Photo: High electrical usage expected Thursday
With high temperatures forecast on Thursday to reach the mid-90s, Belmont Light is asking customers to power down their electrical appliances tomorrow afternoon.
“With hot temperatures returning to the area and more residents home from summer vacations, we are predicting that Thursday, September 7 will be a day of peak energy usage in Belmont,” said the utility’s press release sent on Sept. 6.
With that in mind, Belmont Light requests residents to reduce their electricity usage from 5 p.m. to 7 p.m. on Thursday, Sept. 7 as much as possible to keep costs lower and our energy supply cleaner.
There are simple, concrete things that you can do at home to help keep Belmont Light’s demand peak low, including:
- Turn the target temperature on thermostats and window unit air conditioners slightly higher. Even a two-degree change in room temperature can make a massive change for you and Belmont Light while not being noticeable to you and your family.
- Do not do laundry during the peak demand time period. Shift your use of your clothes washer and dryer to before 5 p.m. or after 7 p.m.
- Cook dinner on the grill instead of using your oven and other appliances. Using your kitchen’s oven also has the negative effect of raising your home’s overall temperature.
- Turn off and unplug non-essential electronic devices, especially ones not in use.

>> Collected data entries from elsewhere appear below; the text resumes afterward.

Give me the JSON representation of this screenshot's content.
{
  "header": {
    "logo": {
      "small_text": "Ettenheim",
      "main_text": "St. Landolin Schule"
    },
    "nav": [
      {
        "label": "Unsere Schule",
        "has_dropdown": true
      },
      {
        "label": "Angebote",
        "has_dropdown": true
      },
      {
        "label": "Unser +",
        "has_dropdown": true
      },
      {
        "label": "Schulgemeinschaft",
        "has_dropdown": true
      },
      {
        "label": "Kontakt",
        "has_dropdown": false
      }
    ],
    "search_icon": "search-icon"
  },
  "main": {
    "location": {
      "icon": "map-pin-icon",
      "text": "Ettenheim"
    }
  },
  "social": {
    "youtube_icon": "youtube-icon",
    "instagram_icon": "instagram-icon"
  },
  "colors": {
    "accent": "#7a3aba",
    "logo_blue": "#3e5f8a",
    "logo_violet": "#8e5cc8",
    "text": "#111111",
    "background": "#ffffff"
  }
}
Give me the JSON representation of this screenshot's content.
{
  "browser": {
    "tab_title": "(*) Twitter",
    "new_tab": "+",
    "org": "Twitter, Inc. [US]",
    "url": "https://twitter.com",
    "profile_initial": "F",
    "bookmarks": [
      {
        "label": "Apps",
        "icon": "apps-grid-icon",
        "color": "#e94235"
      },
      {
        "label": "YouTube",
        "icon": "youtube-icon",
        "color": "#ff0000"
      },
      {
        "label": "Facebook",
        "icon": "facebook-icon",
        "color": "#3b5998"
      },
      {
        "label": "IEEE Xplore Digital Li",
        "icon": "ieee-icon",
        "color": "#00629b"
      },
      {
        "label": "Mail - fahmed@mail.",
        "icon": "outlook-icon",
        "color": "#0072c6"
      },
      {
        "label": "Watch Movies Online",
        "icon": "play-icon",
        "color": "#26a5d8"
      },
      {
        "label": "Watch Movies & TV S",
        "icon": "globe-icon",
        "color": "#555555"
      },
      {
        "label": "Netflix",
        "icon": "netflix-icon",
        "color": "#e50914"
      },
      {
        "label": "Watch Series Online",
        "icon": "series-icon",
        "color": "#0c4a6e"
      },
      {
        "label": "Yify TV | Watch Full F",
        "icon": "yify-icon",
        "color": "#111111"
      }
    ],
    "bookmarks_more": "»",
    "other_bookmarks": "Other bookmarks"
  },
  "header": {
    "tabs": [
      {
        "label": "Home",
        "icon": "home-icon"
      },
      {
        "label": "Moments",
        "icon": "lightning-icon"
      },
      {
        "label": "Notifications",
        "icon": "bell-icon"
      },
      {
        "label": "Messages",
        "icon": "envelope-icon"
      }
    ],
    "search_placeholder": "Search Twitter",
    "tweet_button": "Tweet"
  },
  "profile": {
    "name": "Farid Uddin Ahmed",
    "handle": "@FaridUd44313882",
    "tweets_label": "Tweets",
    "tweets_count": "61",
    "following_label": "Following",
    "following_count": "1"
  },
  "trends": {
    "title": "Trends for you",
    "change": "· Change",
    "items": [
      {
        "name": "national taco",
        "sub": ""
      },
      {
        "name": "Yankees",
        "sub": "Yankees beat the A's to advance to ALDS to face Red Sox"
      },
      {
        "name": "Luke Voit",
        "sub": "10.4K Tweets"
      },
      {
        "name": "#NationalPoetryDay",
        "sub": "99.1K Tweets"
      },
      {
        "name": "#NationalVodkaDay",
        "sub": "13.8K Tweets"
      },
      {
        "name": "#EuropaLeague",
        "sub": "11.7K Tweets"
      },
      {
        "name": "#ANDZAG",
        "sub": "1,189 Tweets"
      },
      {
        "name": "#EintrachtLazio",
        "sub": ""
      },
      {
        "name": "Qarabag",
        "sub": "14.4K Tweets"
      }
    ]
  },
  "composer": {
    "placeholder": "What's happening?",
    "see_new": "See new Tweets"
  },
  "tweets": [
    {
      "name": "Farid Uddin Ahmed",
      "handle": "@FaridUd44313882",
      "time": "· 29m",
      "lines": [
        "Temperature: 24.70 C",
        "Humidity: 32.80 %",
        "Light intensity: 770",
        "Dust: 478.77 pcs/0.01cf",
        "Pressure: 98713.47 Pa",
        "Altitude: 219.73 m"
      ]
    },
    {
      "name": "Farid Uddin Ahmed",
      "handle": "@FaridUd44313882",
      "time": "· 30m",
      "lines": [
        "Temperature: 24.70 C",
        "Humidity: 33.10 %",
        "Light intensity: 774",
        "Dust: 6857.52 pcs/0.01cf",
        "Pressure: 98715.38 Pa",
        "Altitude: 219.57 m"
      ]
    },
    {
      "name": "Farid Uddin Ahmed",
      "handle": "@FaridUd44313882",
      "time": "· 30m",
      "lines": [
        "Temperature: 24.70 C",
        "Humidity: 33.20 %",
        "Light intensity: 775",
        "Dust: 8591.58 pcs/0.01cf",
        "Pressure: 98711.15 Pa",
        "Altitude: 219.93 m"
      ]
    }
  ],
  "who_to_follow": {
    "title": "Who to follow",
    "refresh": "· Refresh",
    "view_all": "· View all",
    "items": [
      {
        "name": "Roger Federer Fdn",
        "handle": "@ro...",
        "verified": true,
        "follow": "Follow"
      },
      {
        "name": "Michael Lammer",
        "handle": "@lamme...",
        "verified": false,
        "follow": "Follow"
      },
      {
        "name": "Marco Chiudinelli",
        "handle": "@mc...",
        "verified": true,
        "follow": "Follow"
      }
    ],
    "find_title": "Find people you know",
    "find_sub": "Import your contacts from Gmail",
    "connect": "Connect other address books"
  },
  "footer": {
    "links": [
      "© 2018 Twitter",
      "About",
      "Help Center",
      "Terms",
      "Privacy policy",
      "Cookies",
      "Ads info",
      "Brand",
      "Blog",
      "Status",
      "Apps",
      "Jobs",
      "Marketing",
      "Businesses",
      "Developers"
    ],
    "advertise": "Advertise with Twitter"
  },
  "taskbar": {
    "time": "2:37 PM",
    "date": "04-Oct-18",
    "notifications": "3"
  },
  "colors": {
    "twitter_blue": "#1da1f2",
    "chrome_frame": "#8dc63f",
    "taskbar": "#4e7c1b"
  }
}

Examples like televisions, computers, and video game consoles, even when not in use, may still draw electricity.
In the release, Belmont Light shows how reducing consumption at this time is a net benefit to customers’ wallets and the environment:
Peak energy usage costs more for Belmont Light and you. When demand for electricity on the New England grid rises above levels that are not typically available, ISO-NE must call on “peaker plants” to go online to provide backup generation. These plants charge a higher rate than typical generators, with a premium placed on their availability during these peak times. Additionally, utilities like Belmont Light are charged by ISO-NE for the highest amount of demand that they have during these peak times, known as the coincident peak. Belmont Light and other utilities must pay year-round for the potential of reaching this coincident peak.
Peak energy generation tends to be from fossil fuel sources, like gas and oil. In situations of peak demand, the peaker plants that ISO-NE calls on for emergency generation must be ready to fire up on short notice.